Nonostante la disfatta, il Regno di Sardegna ottiene che l'armistizio non preveda perdite territoriali né, soprattutto la revoca dello Statuto, che rimane in vigore, unico in Italia tra le Costituzioni quarantottesche. Il fallimento della guerra regia nella pianura Padana aveva inferto un duro colpo al partito moderato: ne approfittano i democratici per proporre la loro soluzione: guerra di popolo e Assemblea Costituente eletta con i suffragi popolari, in luogo delle annessioni al Regno Sabaudo.
Con queste premesse, in Toscana si forma un triumvirato composto da Giuseppe Montanelli (1813-1862), Giuseppe Mazzini  segue (1805-1872) e Domenico Guerrazzi (1804-1873); quest'ultimo attua una specie di dittatura personale, senza riuscire a condurre una politica coerentemente democratica.
I moderati riprendono il potere e richiamano il granduca Leopoldo II che, forte dell'intervento austriaco, ritorna in Toscana nel luglio dello stesso anno. In Italia rimangono soltanto Roma e Venezia a mantenere vivo lo spirito rivoluzionario.
A Roma, infatti, le agitazioni, culminate con l'uccisione del primo ministro Pellegrino Rossi (1787-1848), inducono Pio IX a fuggire a Gaeta (foto) rifugiandosi presso i Borboni. Viene eletta un'Assemblea Costituente che, nel febbraio del 1849, dichiara decaduto il potere temporale dei Papi ed istituisce la Repubblica , a capo della quale sono eletti Giuseppe Mazzini (1805-1872), Carlo Armellini (1777-1863) e Aurelio Saffi (1819-1890); in quest'occasione, Mazzini rivela notevoli doti di statista, elaborando la Costituzione del 3 luglio 1849, nella quale viene proclamata la sovranità popolare, l'autonomia delle amministrazioni locali, il suffragio popolare e la libertà religiosa.
Tuttavia Pio IX fa appello alle potenze cattoliche di Francia, Austria e Spagna, che intervengono a fianco di Ferdinando II di Napoli.
Dopo una strenua resistenza capeggiata da Garibaldi segue , che vede momenti eroici come la difesa della villa del Vascello e la morte, fra gli altri, di Enrico Dandolo (1827-1849), Luciano Manara (1825-1849) e Goffredo Mameli (1827-1849), le truppe francesi guidate dal generale Oudinot entrano in Roma.
Caduta Roma, Garibaldi, con un gruppo di volontari, cerca inutilmente di raggiungere Venezia che ancora resiste: la città fiaccata dai bombardamenti, dal blocco navale e stremata dalle epidemie, si arrende il 26 agosto.
L'assedio a Venezia è illustrato da una serie di litografie tedesche e da preziosi acquerelli di Vincenzo Giacomelli.
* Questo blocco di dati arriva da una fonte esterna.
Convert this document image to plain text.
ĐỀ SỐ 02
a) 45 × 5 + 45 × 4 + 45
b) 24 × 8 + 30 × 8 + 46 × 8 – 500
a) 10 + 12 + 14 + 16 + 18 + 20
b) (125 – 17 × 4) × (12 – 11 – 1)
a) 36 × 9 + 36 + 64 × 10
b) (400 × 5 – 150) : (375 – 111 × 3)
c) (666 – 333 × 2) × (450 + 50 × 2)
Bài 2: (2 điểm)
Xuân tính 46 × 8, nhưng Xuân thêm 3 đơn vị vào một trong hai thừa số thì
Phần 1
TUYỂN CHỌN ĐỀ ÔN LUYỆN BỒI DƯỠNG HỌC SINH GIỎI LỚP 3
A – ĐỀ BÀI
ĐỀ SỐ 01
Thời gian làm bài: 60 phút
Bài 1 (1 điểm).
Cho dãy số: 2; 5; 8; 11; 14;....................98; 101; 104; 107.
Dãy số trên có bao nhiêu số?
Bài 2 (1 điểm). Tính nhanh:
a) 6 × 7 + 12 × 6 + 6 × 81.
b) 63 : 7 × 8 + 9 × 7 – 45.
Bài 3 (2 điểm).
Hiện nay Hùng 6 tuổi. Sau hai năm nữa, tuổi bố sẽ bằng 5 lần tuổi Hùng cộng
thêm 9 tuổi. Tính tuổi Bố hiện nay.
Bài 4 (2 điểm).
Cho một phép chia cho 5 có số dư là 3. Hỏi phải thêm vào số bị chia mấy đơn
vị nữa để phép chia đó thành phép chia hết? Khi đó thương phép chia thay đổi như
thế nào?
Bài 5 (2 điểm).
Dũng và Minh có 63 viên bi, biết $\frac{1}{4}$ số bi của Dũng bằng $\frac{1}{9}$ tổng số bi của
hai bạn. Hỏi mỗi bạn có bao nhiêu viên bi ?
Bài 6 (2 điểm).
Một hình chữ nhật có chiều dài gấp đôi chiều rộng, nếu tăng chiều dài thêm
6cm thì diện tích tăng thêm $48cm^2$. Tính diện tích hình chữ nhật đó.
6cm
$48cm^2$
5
È da ricordare, dopo la battaglia di Novara, la coraggiosa difesa organizzata a Brescia: per dieci giorni la popolazione combattè disperatamente nelle strade e oppose resistenza alle truppe austriache che, guidate dal generale J. Jakob Haynau, riuscirono a entrare nella città solo il 2 aprile 1849.
Per questi fatti Brescia si guadagnò l'appellativo di "Leonessa d'Italia".
Sulla parete verso l’Aula del Parlamento viene proiettato il film "Voci e volti del Parlamento Subalpino"

Sala 13 bis

Ci troviamo di fronte alla ricostruzione della camera in cui morì Carlo Alberto in esilio ad Oporto (Portogallo), allestita con i mobili e gli oggetti originali appartenutigli.
Il 23 marzo, giorno della sconfitta di Novara, Carlo Alberto abdica a favore del figlio Vittorio Emanuele segue e si prepara all'esilio in Portogallo, dove morirà appena qualche mese dopo, il 28 luglio 1849.
Nella camera vediamo un quadro, del portoghese Malneiro che dal vivo riprese la morte del Re, la maschera mortuaria di bronzo, sulla scrivania alcuni libri recanti il monogramma di Carlo Alberto e quindi di provenienza dalla sua biblioteca particolare e un mobile che sottolinea la sua religiosità: un inginocchiatoio per le orazioni.
Davanti alla camera un gruppo marmoreo di Pietro Magni (2) (1817-1877) riproduce Luigi Cibrario (1802-1870) in visita al Re in esilio.